Size, apparently, does matter –– at least in the minds of the Zoning Board of Appeals.

After almost a year since hearings began, the board is closer to drafting a special permit for the expansion of the Island Creek development off Tremont Street, a 40B project. However, the board is still wary about the size of the apartment buildings included in the expansion. At four stories, the buildings would be the tallest in Duxbury and two stories higher than any existing structure on the property.

The Zoning Board had asked the applicant to redesign the apartment buildings to three stories.
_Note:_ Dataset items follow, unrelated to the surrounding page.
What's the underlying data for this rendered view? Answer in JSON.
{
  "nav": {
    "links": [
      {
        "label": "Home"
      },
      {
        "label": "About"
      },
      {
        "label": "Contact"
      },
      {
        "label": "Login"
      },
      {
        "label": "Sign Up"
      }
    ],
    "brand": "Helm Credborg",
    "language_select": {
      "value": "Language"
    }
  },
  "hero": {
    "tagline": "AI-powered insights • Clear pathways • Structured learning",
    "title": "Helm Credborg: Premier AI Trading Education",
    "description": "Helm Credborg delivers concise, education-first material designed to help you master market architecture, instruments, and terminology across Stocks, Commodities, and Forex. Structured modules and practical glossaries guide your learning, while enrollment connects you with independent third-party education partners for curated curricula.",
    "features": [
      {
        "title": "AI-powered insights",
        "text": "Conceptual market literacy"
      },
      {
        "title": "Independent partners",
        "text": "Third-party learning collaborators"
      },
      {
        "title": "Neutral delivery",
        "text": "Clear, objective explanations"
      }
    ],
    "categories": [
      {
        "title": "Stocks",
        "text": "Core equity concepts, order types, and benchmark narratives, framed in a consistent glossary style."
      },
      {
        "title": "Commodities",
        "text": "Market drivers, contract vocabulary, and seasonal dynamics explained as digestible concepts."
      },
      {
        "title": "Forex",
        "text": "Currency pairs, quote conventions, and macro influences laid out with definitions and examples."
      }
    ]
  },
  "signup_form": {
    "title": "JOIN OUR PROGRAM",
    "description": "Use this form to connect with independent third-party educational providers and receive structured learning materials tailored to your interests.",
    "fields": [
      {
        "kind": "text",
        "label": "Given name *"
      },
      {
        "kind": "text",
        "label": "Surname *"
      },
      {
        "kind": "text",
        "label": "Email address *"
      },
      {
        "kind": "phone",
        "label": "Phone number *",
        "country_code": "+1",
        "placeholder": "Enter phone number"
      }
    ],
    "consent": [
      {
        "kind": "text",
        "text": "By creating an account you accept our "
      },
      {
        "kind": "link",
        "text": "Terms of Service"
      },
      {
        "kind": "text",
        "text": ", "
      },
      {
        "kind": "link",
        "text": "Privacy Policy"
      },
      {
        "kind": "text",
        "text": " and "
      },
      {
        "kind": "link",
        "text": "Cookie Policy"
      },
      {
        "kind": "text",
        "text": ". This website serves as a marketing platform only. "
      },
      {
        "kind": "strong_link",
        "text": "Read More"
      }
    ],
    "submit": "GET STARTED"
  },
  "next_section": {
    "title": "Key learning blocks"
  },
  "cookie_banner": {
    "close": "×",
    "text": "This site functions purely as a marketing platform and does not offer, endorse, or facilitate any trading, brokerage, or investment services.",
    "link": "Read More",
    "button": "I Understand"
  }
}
At a hearing Monday night, representatives for Island Creek told the board the redesign would cause the development to lose 34 units, rendering the project economically unfeasible.

Ed Marchant, a 40B advisor working with the property’s owner, said there would be a 25 percent decrease in profit.

“If you feel that strongly about the fourth floor, then condition the project,” Marchant said. “I don’t think anything we’ve proposed is outrageous. We need those units to make this project economic.”

Chairman of the Zoning Board of Appeals Dennis Murphy suggested that the board have a peer review of the economic viability of the project.

“I don’t think we can do our job properly without this exercise,” he said.

Both the Zoning Board and Marchant agreed to the peer review. Marchant told the board that his team was willing to fund a peer review as long as he works with the board.

“I would not be a part of a project, and propose a 40B, not in a strategic location,” Marchant said.

The Zoning Board members took several consensus votes during the hearing but did not make any formal vote on the project as a whole. Some members said that if there was ever an ideal place for this project it would be in the location of Island Creek.

“I don’t have any negative aspects relevant to the overall approach being taken,” Zoning Board member Gene Orosz said.

Vice Chairman of the Zoning Board Judith Barrett said that she does not oppose four story buildings, but she did have to ask herself, “What is the view going to be like when the project is done.”

In addition to the concerns over the size of the buildings, the board also had concerns about whether or not to use Cape Cod berms or vertical granite curbs along the main boulevard, where to locate a third playground or “tot lot,” and whether or not a traffic signal could help the traffic flow.

The board showed in a consensus vote that they would prefer Cape Cod berms over vertical granite curbs. They also felt the location of the Tot Lot should be visible from the residential buildings.

At the end of the hearing, the board said they believed all their concerns could be addressed in the conditions of the special permit for the 40B project. The hearing was continued until Sept. 24.